Google announced this morning a new plan to help retailers take on Amazon – and give Google a cut of their sales in the process. The search giant will allow retailers to list their products across Google Search, in its Google Express shopping service, and in the Google Assistant app for smartphones and on smart speakers, like the Google Home.
The program offers online shoppers a universal cart whether they’re shopping on mobile, desktop or via a voice-powered device. That latter item is especially important to retailers, given that Amazon has tied voice shopping to its Echo devices, and has claimed the majority of market share in smart speakers for the time being. And you aren’t able to shop Walmart from an Echo, of course.
Google is working with a range of top retailers on the new effort, including Target, Walmart, Ulta Beauty, Costco, and Home Depot. Some of these were detailed in the company’s official announcement of Shopping Actions, as the program is called. A report from Reuters noted the others.

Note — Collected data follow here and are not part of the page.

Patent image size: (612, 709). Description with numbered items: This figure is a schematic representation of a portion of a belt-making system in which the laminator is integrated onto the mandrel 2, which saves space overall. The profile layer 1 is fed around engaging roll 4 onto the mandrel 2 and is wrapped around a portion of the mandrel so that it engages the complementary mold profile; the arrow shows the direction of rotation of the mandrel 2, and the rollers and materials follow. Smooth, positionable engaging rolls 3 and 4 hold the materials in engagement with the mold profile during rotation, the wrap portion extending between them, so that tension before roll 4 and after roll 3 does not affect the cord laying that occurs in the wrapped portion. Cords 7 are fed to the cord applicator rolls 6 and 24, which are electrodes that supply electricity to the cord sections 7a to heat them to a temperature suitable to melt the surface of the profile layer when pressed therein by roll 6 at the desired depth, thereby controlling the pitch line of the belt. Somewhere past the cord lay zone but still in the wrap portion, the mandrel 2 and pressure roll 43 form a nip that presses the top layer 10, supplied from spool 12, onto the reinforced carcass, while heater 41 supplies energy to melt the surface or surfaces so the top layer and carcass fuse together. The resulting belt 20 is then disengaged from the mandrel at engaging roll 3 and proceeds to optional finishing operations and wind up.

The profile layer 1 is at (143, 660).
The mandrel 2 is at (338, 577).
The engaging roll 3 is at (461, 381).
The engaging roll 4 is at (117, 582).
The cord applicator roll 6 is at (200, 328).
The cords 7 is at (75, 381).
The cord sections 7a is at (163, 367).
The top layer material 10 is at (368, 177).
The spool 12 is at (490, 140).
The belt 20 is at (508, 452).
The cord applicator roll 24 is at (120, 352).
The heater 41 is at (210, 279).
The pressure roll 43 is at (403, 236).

Walmart and Target were both already partnered with Google on voice-based shopping, which includes integrations with Google Express and Google Assistant. This allows customers to shop their site through the Google Express app or by saying things like “buy peanut butter from Walmart,” to place a quick voice order with Google Assistant’s help.
Those partnerships, and the new program being introduced today, also allows retailers to increase shopper loyalty by supporting things like 1-click re-ordering, personalized recommendations, and basket-building, says Google. For example, if a customer integrates their Ultamate Rewards account (Ulta’s loyalty program) with Google, it will know what other products to recommend based on past order history when the shopper is searching for a particular item.

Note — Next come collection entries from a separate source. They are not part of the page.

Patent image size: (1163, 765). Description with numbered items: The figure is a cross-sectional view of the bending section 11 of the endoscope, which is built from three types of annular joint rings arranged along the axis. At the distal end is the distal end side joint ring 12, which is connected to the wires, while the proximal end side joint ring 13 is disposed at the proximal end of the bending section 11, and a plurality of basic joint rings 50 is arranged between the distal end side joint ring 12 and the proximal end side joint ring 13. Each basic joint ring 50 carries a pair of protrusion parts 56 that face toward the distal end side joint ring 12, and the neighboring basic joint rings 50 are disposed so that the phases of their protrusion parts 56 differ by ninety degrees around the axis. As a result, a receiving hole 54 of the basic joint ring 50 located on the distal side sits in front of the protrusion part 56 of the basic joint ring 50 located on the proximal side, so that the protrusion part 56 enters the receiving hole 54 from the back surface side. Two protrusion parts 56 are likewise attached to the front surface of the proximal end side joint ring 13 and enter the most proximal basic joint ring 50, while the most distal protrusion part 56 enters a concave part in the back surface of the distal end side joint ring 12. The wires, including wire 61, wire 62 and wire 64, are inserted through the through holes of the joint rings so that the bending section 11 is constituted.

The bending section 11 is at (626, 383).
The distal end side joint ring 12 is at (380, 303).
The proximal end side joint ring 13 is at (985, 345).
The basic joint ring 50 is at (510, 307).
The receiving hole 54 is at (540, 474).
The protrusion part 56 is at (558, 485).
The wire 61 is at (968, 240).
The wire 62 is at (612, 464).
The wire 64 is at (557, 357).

Google says it will use a pay-per-sale model, which means it’s only taking a cut of the sale when a shopper makes a purchase. That’s different from Google’s pay-per-click ads, where businesses pay when a web searcher engages with an ad by visiting the website or calling the business.
According to Google, retail partners saw the average size of a customer’s shopping basket increase by 30 percent after joining the program, and Ulta saw average order values increase 35 percent. Target, which has been live for 6 months, says its Google Express shopping baskets increased nearly 20 percent, on average.
The program is live now in the U.S. and open to any retailer.